Maybe there’s a clue in there, not sure.

So all in all it looks like a very odd and very specific issue which is so far only triggered by darktable.
I did have some trouble with ComfyUI / PyTorch as well a while ago, didn’t think it was related but now I’m beginning to suspect it could be.

I’ll reinstall libze_intel_gpu1 and see what that does, have a look at your link and report back in a bit.

Thanks!

@Tumblebatch have you read this? https://docs.darktable.org/usermanual/development/en/special-topics/opencl/activate-opencl/

Hard to say if it’s the Xe driver, Mesa or Darktable. I’m assuming everything else is working fine with the Xe driver (I’m on GNOME here)? I have a nvidia gpu for Prime Render Offload and most processing…

@malcolmlewis ,

I’ve read just about every scrap of darktable documentation related to OpenCL including your link.
Prior to having this issue I’ve used darktable with OpenCL for several years, mostly with an Intel iGPU and for the past year or so with the Arc B580, and while there have been some issues with OpenCL they usually resolved themselves pretty quickly.
In any case I’m quite familiar with using OpenCL both in darktable and other software, but this is beyond the scope of my knowledge.

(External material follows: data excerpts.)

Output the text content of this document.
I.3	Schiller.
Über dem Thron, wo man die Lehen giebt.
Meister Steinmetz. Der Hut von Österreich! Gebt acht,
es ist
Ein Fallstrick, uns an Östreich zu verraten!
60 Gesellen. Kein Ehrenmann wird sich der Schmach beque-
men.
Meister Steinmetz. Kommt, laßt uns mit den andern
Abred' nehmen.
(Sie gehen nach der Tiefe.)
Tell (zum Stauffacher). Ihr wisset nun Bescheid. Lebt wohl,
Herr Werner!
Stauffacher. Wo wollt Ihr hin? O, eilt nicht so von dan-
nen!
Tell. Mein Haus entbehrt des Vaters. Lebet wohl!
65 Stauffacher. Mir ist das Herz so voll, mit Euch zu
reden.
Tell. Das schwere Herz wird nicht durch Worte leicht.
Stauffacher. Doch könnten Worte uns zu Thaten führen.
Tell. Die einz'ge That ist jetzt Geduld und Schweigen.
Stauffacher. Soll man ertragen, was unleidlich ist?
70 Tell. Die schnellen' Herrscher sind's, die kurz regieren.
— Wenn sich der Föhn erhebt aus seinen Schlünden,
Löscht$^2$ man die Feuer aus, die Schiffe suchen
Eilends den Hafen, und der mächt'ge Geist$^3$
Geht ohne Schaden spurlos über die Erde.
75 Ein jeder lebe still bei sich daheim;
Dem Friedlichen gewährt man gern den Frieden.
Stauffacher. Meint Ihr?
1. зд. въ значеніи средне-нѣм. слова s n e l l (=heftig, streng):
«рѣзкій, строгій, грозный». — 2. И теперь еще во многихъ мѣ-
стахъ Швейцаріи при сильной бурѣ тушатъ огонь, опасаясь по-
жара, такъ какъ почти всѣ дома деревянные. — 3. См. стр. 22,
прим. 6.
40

I forgot to mention that I ran clpeak and Phoronix OpenCL benchmarks as well as a test, both ran just fine.
At first sight it might look like the issue is caused by something in darktable then, everything else seems fine.
But after reading a bit about these ‘engine reset’ messages in the system logs I began to have my doubts.

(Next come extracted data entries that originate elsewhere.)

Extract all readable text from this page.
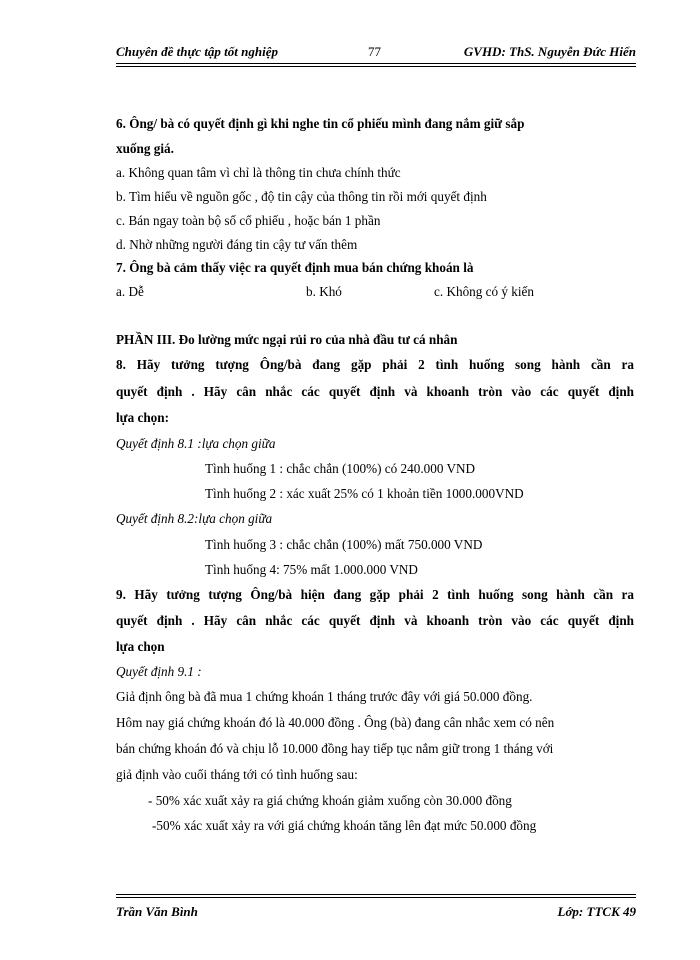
Chuyên đề thực tập tốt nghiệp	77	GVHD: ThS. Nguyễn Đức Hiển
6. Ông/ bà có quyết định gì khi nghe tin cổ phiếu mình đang nắm giữ sắp
xuống giá.
a. Không quan tâm vì chỉ là thông tin chưa chính thức
b. Tìm hiểu về nguồn gốc , độ tin cậy của thông tin rồi mới quyết định
c. Bán ngay toàn bộ số cổ phiếu , hoặc bán 1 phần
d. Nhờ những người đáng tin cậy tư vấn thêm
7. Ông bà cảm thấy việc ra quyết định mua bán chứng khoán là
a. Dễ	b. Khó	c. Không có ý kiến
PHẦN III. Đo lường mức ngại rủi ro của nhà đầu tư cá nhân
8. Hãy tưởng tượng Ông/bà đang gặp phải 2 tình huống song hành cần ra
quyết định . Hãy cân nhắc các quyết định và khoanh tròn vào các quyết định
lựa chọn:
Quyết định 8.1 :lựa chọn giữa
Tình huống 1 : chắc chắn (100%) có 240.000 VND
Tình huống 2 : xác xuất 25% có 1 khoản tiền 1000.000VND
Quyết định 8.2:lựa chọn giữa
Tình huống 3 : chắc chắn (100%) mất 750.000 VND
Tình huống 4: 75% mất 1.000.000 VND
9. Hãy tưởng tượng Ông/bà hiện đang gặp phải 2 tình huống song hành cần ra
quyết định . Hãy cân nhắc các quyết định và khoanh tròn vào các quyết định
lựa chọn
Quyết định 9.1 :
Giả định ông bà đã mua 1 chứng khoán 1 tháng trước đây với giá 50.000 đồng.
Hôm nay giá chứng khoán đó là 40.000 đồng . Ông (bà) đang cân nhắc xem có nên
bán chứng khoán đó và chịu lỗ 10.000 đồng hay tiếp tục nắm giữ trong 1 tháng với
giả định vào cuối tháng tới có tình huống sau:
- 50% xác xuất xảy ra giá chứng khoán giảm xuống còn 30.000 đồng
-50% xác xuất xảy ra với giá chứng khoán tăng lên đạt mức 50.000 đồng
Trần Văn Bình	Lớp: TTCK 49
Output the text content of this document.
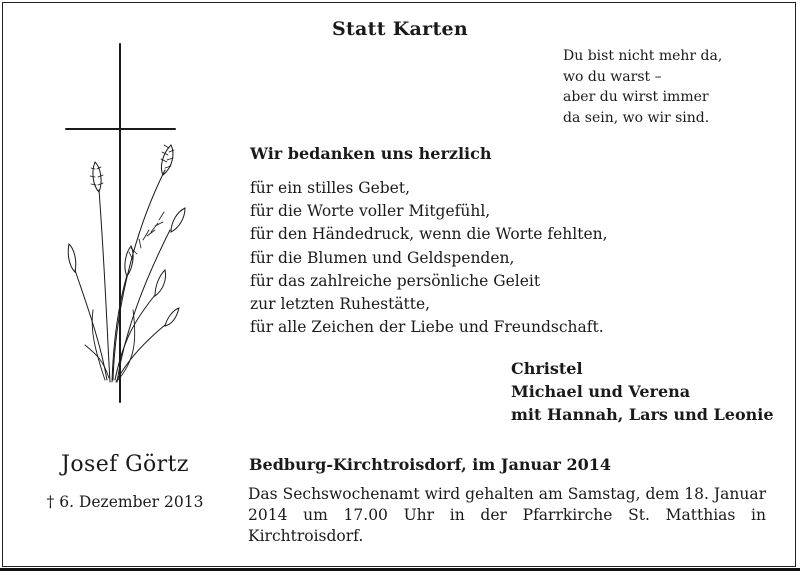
Statt Karten
Du bist nicht mehr da,
wo du warst –
aber du wirst immer
da sein, wo wir sind.
Wir bedanken uns herzlich
für ein stilles Gebet,
für die Worte voller Mitgefühl,
für den Händedruck, wenn die Worte fehlten,
für die Blumen und Geldspenden,
für das zahlreiche persönliche Geleit
zur letzten Ruhestätte,
für alle Zeichen der Liebe und Freundschaft.
Christel
Michael und Verena
mit Hannah, Lars und Leonie
Josef Görtz
† 6. Dezember 2013
Bedburg-Kirchtroisdorf, im Januar 2014
Das Sechswochenamt wird gehalten am Samstag, dem 18. Januar 2014 um 17.00 Uhr in der Pfarrkirche St. Matthias in Kirchtroisdorf.
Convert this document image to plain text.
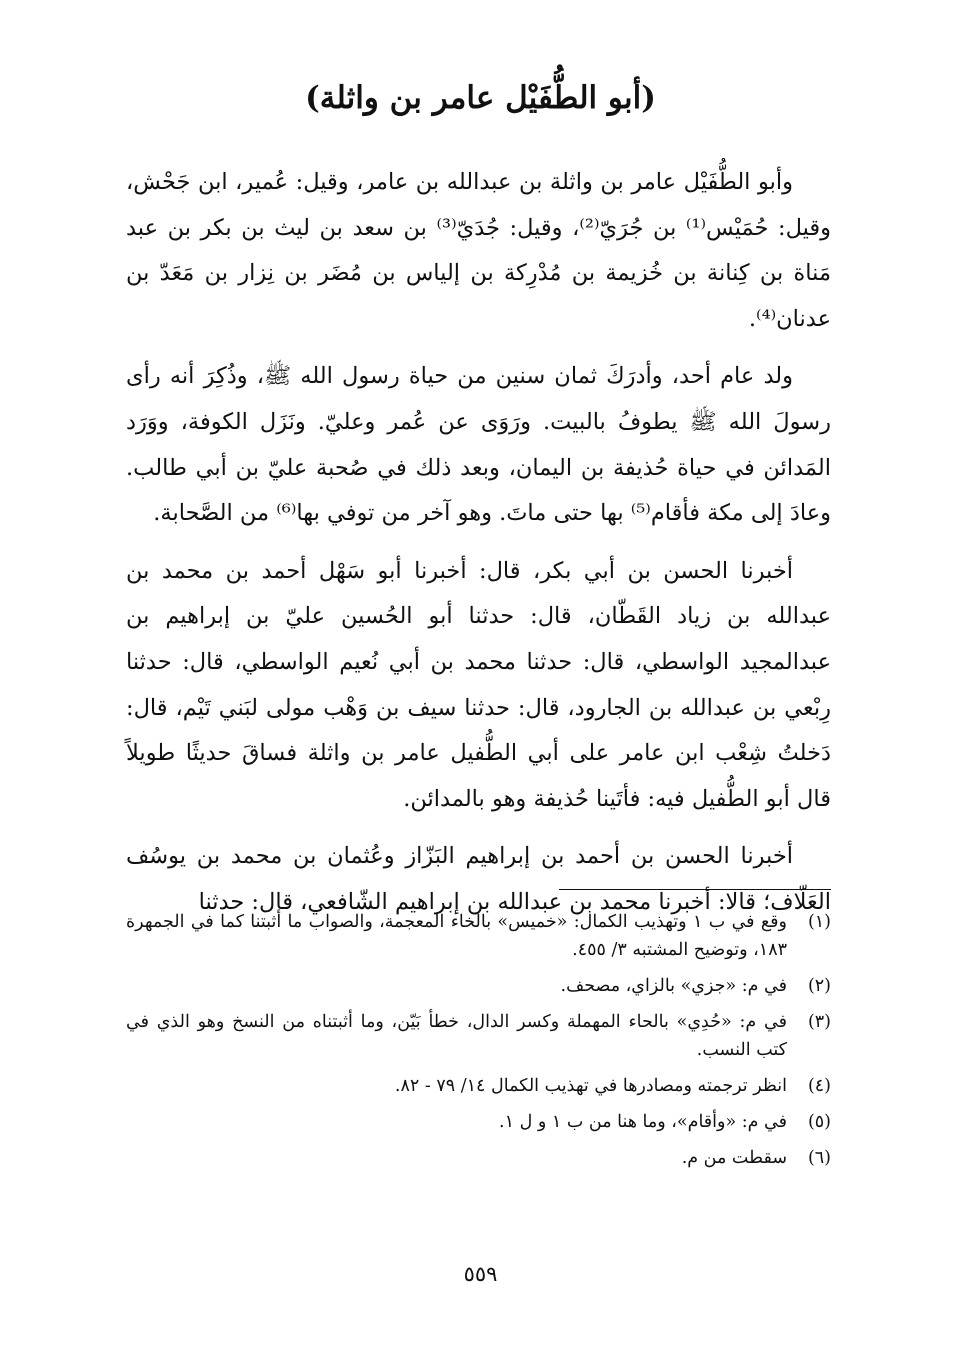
(أبو الطُّفَيْل عامر بن واثلة)

وأبو الطُّفَيْل عامر بن واثلة بن عبدالله بن عامر، وقيل: عُمير، ابن جَحْش، وقيل: حُمَيْس⁽¹⁾ بن جُرَيّ⁽²⁾، وقيل: جُدَيّ⁽³⁾ بن سعد بن ليث بن بكر بن عبد مَناة بن كِنانة بن خُزيمة بن مُدْرِكة بن إلياس بن مُضَر بن نِزار بن مَعَدّ بن عدنان⁽⁴⁾.

ولد عام أحد، وأدرَكَ ثمان سنين من حياة رسول الله ﷺ، وذُكِرَ أنه رأى رسولَ الله ﷺ يطوفُ بالبيت. ورَوَى عن عُمر وعليّ. ونَزَل الكوفة، ووَرَد المَدائن في حياة حُذيفة بن اليمان، وبعد ذلك في صُحبة عليّ بن أبي طالب. وعادَ إلى مكة فأقام⁽⁵⁾ بها حتى ماتَ. وهو آخر من توفي بها⁽⁶⁾ من الصَّحابة.

أخبرنا الحسن بن أبي بكر، قال: أخبرنا أبو سَهْل أحمد بن محمد بن عبدالله بن زياد القَطّان، قال: حدثنا أبو الحُسين عليّ بن إبراهيم بن عبدالمجيد الواسطي، قال: حدثنا محمد بن أبي نُعيم الواسطي، قال: حدثنا رِبْعي بن عبدالله بن الجارود، قال: حدثنا سيف بن وَهْب مولى لبَني تَيْم، قال: دَخلتُ شِعْب ابن عامر على أبي الطُّفيل عامر بن واثلة فساقَ حديثًا طويلاً قال أبو الطُّفيل فيه: فأتَينا حُذيفة وهو بالمدائن.

أخبرنا الحسن بن أحمد بن إبراهيم البَزّاز وعُثمان بن محمد بن يوسُف العَلّاف؛ قالا: أخبرنا محمد بن عبدالله بن إبراهيم الشّافعي، قال: حدثنا

(١)
وقع في ب ١ وتهذيب الكمال: «خميس» بالخاء المعجمة، والصواب ما أثبتنا كما في الجمهرة ١٨٣، وتوضيح المشتبه ٣/ ٤٥٥.
(٢)
في م: «جزي» بالزاي، مصحف.
(٣)
في م: «حُدِي» بالحاء المهملة وكسر الدال، خطأ بَيّن، وما أثبتناه من النسخ وهو الذي في كتب النسب.
(٤)
انظر ترجمته ومصادرها في تهذيب الكمال ١٤/ ٧٩ - ٨٢.
(٥)
في م: «وأقام»، وما هنا من ب ١ و ل ١.
(٦)
سقطت من م.
٥٥٩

This bit: https://bugs.launchpad.net/ubuntu/+source/linux/+bug/2046986 and a few other sources mentioned it as well.

It’s a bit too technical for me to understand it all but it looks similar to what I’m seeing and if I’m not mistaken it was flagged as a kernel bug.
Any idea about this?

Again I’m sorry if this is the wrong place to ask. I’ve mentioned the issue in r/DarkTable as well but so far nothing useful has come from that.
Next stop: PIXLS.US I guess. Maybe darktable’s Github page.
There has to be somebody who might know what’s going on, right? :grimacing:

@Tumblebatch well your GPU is using the newer xe driver as opposed to i915. I suspect it’s a combination of Xe, Mesa and OpenCL support…

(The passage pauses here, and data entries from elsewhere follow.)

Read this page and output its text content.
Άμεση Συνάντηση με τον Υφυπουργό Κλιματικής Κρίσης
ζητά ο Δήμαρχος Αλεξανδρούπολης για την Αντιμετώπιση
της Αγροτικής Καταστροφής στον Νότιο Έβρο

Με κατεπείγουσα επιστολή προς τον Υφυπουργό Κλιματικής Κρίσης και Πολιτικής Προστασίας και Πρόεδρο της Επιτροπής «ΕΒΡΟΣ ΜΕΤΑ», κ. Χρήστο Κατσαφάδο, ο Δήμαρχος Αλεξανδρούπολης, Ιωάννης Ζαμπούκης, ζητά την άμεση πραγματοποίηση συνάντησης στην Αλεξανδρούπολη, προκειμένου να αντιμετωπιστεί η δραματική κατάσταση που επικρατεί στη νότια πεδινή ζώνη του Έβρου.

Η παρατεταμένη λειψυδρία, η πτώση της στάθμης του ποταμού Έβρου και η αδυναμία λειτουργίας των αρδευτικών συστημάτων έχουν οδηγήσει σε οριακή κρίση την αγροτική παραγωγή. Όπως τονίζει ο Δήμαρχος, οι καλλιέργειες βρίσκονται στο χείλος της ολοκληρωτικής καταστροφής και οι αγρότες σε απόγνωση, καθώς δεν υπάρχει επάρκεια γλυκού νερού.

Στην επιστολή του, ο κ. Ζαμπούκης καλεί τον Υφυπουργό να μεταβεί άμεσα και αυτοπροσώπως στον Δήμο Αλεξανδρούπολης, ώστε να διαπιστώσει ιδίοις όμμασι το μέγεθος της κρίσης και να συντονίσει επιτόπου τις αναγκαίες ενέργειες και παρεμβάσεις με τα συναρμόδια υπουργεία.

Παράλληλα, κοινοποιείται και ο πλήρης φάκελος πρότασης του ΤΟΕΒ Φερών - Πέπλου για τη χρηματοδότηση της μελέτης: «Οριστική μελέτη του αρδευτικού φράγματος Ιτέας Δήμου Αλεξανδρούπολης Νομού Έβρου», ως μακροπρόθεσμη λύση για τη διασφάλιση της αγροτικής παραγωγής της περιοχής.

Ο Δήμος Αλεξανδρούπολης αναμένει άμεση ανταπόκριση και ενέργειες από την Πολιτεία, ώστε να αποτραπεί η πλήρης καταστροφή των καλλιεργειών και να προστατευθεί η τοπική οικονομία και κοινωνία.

That appears to be the case indeed, at least as far as my understanding goes.
I was kind of hoping it was a bug in de Linux kernel (driver) itself that would be picked up by the developers. Similar things have happened before and usually they’re quite quick to squash those bugs, but this particular issue has persisted through I think at least 8-10 kernel updates, so for the moment we can only guess where it’s going sideways I guess.

As for darktable itself, it still works on my Kubuntu installation on the same computer so all is not lost. We’ll just call it a minor inconvenience for the time being. :upside_down_face:

When I have a bit more time (and feel like it…) I’ll look into it further. Probably next year.

@malcolmlewis , thanks for your input. I appreciate it.
If anybody else has an idea or suggestion I’d love to hear it.

@Tumblebatch So what Darktable version, what kernel version, what Mesa version and what driver in use for the GPU on the other distribution?